Spending time mastering D&D 3.5E could be better spent learning something that works and delivers on its promise. This is true if nostalgia weren't a thing. D&D 3.5E is just as in-depth, with many more modifiers and special circumstance rules than Pathfinder 2E. The design of D&D 3.5E needs to be more streamlined and unified, whereas Pathfinder 2E is designed as a solid, sensible core system.
And there is no need to fix the game. Someone isn't going to walk into your game with a cheese build they read on an Internet forum, or it will happen a lot less here. There are "whirlwind attack" cheese builds in D&D 3.5E that do hundreds of points of damage per turn, and people think they are brilliant for wanting to develop and use those in your game when all they are trying to do is waste weeks of your time building to the moment they wreck your game during one session and laugh.
D&D is notorious for these "thank you for wasting our time" builds that ruin the investment, time, and enjoyment of everyone else at the table.

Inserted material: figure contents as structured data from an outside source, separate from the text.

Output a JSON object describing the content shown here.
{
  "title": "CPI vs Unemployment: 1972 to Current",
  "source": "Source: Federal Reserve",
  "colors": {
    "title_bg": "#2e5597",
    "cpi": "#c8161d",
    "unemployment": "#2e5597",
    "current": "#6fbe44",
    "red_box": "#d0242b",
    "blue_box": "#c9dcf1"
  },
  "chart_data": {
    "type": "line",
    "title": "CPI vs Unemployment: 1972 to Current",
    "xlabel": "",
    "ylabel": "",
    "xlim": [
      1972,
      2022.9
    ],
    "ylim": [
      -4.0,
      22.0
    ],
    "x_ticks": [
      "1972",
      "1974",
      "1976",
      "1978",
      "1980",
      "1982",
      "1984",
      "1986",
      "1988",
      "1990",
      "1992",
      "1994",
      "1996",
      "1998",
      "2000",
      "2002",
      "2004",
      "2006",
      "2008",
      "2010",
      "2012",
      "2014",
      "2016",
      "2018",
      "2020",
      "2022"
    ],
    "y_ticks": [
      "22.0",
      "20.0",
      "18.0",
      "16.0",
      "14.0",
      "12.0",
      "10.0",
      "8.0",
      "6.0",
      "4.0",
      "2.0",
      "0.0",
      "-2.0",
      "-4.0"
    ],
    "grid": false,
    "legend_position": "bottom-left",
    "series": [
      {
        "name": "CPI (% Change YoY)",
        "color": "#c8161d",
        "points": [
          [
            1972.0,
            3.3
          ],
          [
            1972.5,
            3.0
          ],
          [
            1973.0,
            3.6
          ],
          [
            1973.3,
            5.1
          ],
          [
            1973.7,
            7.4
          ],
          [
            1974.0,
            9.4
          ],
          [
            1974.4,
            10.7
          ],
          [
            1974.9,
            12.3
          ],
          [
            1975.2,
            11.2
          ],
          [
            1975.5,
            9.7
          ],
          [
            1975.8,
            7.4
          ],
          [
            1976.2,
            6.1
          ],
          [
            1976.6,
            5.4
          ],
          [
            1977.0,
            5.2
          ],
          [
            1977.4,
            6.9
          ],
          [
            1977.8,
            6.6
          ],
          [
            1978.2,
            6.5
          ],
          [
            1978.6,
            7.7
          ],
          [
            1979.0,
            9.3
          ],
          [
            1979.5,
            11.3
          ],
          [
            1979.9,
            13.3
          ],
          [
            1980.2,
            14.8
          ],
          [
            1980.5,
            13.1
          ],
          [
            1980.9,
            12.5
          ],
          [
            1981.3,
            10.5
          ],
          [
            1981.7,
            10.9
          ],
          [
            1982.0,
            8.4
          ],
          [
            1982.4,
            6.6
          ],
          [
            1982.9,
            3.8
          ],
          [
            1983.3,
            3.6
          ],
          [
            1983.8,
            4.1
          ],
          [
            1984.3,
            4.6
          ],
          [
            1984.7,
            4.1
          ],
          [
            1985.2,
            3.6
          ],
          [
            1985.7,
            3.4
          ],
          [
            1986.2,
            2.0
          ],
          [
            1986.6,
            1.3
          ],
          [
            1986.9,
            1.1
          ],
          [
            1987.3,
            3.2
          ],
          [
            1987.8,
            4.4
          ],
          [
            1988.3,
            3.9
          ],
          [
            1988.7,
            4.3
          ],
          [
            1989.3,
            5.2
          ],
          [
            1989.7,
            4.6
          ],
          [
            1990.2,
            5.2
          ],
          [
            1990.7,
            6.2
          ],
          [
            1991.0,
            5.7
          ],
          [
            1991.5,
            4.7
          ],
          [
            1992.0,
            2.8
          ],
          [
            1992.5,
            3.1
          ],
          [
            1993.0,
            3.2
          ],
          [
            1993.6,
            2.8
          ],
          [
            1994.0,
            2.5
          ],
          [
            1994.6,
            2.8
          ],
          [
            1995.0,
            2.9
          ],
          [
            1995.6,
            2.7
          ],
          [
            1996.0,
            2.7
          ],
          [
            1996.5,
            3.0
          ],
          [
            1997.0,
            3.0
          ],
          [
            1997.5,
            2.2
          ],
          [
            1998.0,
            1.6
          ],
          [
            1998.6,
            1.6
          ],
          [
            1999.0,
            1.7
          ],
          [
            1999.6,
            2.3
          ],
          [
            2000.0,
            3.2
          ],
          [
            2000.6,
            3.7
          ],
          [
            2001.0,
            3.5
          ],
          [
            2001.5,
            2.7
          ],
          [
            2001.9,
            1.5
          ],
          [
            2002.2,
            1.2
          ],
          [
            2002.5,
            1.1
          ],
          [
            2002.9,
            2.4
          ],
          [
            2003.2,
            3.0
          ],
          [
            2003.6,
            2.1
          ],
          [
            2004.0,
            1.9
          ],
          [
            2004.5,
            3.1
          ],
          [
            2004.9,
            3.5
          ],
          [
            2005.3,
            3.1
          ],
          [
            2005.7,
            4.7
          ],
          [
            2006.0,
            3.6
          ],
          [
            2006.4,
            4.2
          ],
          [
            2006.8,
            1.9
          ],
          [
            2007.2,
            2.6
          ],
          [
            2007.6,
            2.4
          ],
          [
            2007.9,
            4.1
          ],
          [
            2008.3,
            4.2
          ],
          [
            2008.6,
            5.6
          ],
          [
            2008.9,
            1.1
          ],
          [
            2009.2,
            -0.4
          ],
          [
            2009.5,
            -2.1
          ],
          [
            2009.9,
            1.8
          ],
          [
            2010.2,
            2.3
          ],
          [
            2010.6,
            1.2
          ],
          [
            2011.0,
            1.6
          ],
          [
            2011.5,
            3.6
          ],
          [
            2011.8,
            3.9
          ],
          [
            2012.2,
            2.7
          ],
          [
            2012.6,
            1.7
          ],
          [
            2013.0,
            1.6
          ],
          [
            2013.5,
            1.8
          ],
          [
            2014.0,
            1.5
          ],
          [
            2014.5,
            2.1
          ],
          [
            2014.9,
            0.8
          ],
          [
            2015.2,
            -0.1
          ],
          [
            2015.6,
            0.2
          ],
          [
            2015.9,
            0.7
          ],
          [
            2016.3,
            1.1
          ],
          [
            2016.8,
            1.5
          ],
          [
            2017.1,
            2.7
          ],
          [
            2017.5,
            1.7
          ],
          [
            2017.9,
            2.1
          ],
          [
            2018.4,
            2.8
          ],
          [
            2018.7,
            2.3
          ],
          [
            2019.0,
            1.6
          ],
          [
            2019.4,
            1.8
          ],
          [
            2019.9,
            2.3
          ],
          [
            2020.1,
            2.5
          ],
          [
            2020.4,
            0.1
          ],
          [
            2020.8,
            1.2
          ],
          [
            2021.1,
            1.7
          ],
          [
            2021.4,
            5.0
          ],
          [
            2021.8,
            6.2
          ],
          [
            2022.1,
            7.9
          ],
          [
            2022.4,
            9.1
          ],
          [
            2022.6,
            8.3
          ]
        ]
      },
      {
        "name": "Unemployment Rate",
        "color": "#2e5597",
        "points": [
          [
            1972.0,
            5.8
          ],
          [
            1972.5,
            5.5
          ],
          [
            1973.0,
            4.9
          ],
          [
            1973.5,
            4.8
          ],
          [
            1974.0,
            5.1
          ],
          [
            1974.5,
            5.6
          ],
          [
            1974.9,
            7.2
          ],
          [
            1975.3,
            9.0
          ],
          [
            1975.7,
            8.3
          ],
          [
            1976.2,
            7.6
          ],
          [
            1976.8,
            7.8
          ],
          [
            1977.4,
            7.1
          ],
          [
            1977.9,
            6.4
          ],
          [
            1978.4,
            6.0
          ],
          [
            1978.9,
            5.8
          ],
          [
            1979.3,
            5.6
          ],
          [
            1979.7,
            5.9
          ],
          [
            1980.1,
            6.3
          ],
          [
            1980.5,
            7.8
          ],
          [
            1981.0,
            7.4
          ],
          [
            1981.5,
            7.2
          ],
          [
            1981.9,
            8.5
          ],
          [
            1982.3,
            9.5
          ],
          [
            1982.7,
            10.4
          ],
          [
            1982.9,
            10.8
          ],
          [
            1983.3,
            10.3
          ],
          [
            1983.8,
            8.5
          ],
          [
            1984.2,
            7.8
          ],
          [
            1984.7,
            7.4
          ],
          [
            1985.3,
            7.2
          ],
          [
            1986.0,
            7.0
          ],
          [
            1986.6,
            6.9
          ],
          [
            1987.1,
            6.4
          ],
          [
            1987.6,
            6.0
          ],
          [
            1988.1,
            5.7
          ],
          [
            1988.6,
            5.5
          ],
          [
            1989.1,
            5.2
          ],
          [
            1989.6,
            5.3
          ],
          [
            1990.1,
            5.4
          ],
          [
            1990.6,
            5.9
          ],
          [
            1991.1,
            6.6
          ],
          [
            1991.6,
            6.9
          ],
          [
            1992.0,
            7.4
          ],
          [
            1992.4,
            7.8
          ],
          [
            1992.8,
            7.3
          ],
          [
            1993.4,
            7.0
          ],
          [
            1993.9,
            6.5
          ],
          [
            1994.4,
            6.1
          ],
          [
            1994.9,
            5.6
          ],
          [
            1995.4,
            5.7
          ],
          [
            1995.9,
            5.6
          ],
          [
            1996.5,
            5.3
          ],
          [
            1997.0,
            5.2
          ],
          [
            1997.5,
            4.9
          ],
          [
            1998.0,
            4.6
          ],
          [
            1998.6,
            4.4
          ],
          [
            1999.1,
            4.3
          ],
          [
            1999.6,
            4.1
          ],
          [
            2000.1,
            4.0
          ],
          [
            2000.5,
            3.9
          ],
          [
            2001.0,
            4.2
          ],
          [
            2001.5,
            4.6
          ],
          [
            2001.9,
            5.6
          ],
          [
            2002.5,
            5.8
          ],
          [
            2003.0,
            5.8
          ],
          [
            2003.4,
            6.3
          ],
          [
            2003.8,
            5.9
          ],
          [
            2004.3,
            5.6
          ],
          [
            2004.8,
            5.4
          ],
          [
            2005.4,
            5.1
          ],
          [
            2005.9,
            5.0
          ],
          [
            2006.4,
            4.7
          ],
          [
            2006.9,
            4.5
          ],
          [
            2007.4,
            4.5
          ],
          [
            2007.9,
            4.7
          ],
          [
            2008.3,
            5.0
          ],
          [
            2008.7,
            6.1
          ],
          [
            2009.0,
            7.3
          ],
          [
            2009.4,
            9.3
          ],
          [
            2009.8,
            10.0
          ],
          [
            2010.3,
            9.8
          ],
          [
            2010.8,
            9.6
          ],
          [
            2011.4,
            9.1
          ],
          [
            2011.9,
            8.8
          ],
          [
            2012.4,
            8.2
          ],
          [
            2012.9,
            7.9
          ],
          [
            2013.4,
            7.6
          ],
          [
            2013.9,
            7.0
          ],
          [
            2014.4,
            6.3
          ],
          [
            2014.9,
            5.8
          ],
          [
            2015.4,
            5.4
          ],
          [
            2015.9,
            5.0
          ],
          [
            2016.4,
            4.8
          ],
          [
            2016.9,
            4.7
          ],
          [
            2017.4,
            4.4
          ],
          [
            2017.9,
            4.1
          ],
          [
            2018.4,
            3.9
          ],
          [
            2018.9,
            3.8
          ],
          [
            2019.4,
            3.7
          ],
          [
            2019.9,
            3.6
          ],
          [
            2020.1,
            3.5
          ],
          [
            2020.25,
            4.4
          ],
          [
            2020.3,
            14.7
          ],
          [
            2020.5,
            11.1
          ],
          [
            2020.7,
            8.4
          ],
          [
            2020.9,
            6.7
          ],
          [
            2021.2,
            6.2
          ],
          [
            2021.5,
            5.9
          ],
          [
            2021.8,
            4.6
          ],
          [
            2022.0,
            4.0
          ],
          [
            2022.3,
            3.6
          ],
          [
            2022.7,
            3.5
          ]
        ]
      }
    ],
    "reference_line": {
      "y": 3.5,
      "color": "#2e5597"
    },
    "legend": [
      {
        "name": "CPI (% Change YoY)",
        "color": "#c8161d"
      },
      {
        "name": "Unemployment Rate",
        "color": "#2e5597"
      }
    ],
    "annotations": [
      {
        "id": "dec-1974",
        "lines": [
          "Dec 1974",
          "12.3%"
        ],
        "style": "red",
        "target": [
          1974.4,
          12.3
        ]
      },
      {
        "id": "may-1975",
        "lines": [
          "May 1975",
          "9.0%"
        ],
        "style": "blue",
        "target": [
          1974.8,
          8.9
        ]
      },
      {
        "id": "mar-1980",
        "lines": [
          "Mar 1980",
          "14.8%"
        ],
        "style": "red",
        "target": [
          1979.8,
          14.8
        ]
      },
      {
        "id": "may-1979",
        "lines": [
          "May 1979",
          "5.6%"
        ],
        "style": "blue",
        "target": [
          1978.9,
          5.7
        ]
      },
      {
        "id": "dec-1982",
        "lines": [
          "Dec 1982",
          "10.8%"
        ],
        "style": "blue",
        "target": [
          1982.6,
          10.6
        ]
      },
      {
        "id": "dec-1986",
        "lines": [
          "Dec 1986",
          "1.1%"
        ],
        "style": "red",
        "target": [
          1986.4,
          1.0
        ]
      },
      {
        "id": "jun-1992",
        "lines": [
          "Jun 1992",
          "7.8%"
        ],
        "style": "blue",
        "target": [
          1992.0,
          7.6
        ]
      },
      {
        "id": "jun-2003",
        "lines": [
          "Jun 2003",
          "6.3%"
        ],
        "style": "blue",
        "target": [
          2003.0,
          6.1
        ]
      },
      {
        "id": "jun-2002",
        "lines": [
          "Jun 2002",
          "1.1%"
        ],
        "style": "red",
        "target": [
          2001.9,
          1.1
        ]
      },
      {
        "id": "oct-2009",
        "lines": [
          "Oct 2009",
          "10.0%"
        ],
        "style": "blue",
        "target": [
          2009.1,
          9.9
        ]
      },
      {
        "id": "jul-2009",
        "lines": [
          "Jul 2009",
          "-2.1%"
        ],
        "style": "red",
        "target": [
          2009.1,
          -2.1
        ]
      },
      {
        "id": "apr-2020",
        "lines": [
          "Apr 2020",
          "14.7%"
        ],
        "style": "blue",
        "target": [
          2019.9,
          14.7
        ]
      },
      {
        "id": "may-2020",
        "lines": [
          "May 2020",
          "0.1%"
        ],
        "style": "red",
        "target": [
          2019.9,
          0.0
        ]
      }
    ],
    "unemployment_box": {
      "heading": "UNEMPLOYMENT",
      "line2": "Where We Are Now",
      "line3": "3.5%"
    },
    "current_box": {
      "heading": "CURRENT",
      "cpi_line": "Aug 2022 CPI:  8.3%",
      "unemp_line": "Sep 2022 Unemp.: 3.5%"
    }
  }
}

They are a real problem the company refuses to address and, in some cases, encourages to get more book sales. The overall health of the D&D game could be improved.
Pathfinder 2 gives you greater "idiot protection" than D&D 5E or D&D 3.5E. I hate putting it that way, but it is true. If I am playing at a hobby store, with random online others, or with people I don't know as well - Pathfinder 2E is the better choice. People's choices are protected; no one is going to "cheese in" and ruin the game for the table, and the game will work all the way to the highest level, thus protecting the time investment of the table.
The remaster player guide cover sums it up best. That dragon that barely makes a lick of sense, how does it live with those horns and the jagged, spiky, threatening design? That isn't a dragon. That is a loudmouth, rules-lawyer, cheat-the-game idiot trying to ruin your table's game. The game protects you from that threat heroically.
But the rules say I can!!!
Is Pathfinder 2E perfect? No. People still complain about a few classes not living up to their ideal of how the class should play or the role they want it to take. "It isn't like what the other game does" is a common criticism of the classes and their roles in PF2E.
Pathfinder 2 is better than the alternatives and much better for groups than any of the D&D games.